Yesterday, I presented at Osnabrück the first results of our work on SOPRANO. The focus of our contribution on Ontology-Centered Design of an Ambient Middleware for Assisted Living – The Case of SOPRANO was the design methodology (ontology-centered design), making ontology engineering an architectural design activity. In the course of developing an ontology with all the stakeholders, we develop a shared conceptual understanding that makes up the foundations of the architecture. This ensures higher semantic coherence in big projects.

The workshop itself was rather small and consisted mainly of contributions from the Universities of Rostock and Jena (the organizers). Although AI in ambient environments is promising, it remains the question whether the KI conference is actually the right place for such a forum.

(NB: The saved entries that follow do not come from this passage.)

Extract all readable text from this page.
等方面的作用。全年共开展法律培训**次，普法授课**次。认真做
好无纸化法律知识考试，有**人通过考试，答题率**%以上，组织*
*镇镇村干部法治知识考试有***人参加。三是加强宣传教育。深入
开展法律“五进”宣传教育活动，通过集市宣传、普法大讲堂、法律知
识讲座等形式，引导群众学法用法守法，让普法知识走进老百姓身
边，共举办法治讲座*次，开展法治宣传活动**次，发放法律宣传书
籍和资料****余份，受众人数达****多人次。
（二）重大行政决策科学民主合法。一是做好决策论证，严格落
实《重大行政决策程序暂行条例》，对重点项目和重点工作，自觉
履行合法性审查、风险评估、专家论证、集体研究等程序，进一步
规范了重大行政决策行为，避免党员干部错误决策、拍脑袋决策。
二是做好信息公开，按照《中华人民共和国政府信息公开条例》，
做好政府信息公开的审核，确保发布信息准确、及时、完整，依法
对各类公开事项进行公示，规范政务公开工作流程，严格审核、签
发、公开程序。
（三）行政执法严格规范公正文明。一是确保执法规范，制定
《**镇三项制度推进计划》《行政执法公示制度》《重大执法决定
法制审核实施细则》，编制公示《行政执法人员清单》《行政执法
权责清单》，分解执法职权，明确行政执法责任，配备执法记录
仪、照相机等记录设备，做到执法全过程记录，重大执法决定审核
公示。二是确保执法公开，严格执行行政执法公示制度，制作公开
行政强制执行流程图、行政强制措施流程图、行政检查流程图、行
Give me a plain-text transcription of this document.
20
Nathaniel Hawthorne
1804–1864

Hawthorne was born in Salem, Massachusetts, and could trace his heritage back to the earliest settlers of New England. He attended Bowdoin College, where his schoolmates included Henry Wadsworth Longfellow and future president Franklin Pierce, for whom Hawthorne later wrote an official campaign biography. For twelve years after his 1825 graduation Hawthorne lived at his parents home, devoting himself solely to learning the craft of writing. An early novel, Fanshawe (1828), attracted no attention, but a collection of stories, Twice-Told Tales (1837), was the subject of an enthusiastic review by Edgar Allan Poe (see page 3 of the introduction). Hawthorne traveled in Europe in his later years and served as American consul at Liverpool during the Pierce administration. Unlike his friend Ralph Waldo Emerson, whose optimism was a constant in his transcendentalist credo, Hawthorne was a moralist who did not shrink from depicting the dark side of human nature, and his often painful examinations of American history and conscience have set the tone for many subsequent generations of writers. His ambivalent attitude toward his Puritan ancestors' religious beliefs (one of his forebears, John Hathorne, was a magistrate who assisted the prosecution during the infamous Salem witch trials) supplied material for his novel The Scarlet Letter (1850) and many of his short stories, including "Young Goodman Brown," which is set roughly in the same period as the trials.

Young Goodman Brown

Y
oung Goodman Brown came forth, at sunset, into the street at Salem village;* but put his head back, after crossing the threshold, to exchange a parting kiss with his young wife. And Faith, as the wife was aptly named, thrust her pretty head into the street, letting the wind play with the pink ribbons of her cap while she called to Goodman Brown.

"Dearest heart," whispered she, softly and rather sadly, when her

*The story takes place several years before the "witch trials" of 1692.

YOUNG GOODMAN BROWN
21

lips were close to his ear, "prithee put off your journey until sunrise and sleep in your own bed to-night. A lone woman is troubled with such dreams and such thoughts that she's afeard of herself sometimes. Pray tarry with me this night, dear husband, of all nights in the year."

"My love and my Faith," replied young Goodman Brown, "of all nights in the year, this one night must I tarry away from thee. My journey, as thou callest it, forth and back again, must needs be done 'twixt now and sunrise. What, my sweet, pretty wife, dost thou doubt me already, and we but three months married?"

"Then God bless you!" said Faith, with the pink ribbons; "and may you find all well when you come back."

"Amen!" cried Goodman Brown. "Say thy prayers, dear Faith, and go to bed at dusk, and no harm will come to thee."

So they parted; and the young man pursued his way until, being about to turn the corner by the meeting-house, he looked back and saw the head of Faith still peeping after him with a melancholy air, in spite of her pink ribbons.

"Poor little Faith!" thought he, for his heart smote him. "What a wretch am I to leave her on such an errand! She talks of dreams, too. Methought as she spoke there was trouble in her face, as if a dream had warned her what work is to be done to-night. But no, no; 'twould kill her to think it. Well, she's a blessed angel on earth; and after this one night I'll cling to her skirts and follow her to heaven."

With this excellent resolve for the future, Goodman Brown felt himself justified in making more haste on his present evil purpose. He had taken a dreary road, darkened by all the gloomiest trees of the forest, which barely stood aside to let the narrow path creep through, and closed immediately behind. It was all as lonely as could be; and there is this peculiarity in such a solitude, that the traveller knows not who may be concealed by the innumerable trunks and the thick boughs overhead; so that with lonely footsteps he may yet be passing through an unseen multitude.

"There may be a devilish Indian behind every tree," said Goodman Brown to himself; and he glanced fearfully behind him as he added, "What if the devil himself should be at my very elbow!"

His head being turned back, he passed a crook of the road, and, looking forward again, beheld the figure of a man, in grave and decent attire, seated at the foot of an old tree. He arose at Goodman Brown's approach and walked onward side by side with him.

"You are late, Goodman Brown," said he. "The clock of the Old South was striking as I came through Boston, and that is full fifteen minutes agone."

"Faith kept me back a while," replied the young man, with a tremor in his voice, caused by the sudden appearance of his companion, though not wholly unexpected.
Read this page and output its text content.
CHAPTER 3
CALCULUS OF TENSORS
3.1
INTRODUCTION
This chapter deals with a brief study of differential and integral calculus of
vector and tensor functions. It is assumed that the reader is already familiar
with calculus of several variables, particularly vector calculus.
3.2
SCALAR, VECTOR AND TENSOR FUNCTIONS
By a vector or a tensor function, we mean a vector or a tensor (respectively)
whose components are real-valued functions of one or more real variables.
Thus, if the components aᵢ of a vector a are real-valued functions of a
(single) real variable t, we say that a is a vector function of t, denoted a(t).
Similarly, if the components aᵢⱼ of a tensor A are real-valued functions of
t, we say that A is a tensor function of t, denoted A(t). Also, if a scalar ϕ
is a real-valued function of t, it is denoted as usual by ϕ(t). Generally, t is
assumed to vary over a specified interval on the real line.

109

I-KNOW 2007 / Triple-I 2007

Saturday, September 8th, 2007

This week I was for the fourth time at the I-KNOW Conference, which now is part of the Triple-I conference cluster (together with the I-SEMANTICS and I-MEDIA). As always, I enjoyed the days there (including food and the location), had a lot of interesting talks and meet a lot of nice, interesting, and inspiring people there.

Keynotes (by Marc A. Smith from Microsoft, Peter Reiser from Sun and Martin Eppler) were also interesting and touched the hot topic at the conference: communities and the social dimension of knowledge management and learning. At all conference parts, social software, collaboration, tagging etc. were the dominating theme.

Despite this overall positive picture, some of the talks were really shallow (especially at the I-SEMANTICS part), and I started wondering how they actually got accepted. Minor technical advancements or Yet-Another-Approach-Doing-The-Same-Thing are simply disappointment, especially combined with bad talks.

I presented our work on validating our knowledge maturing model by analyzing Wikipedia at the Special Track on Integrating Working and Learning - and announced our upcoming IP MATURE. As four key people of proposal preparation were also there, we grabbed the opportunity for celebrating our success.

I was accompanies by four colleagues presenting our work at FZI: Heiko Paoli presented his user-driven approach to semantic service descriptions, Valentin Zacharias his approach on visualizing rule bases, Mark Hefke concepts and tools relation to knowledge management maturity, and Max Völkel his approach on combining semantic web technologies with content management.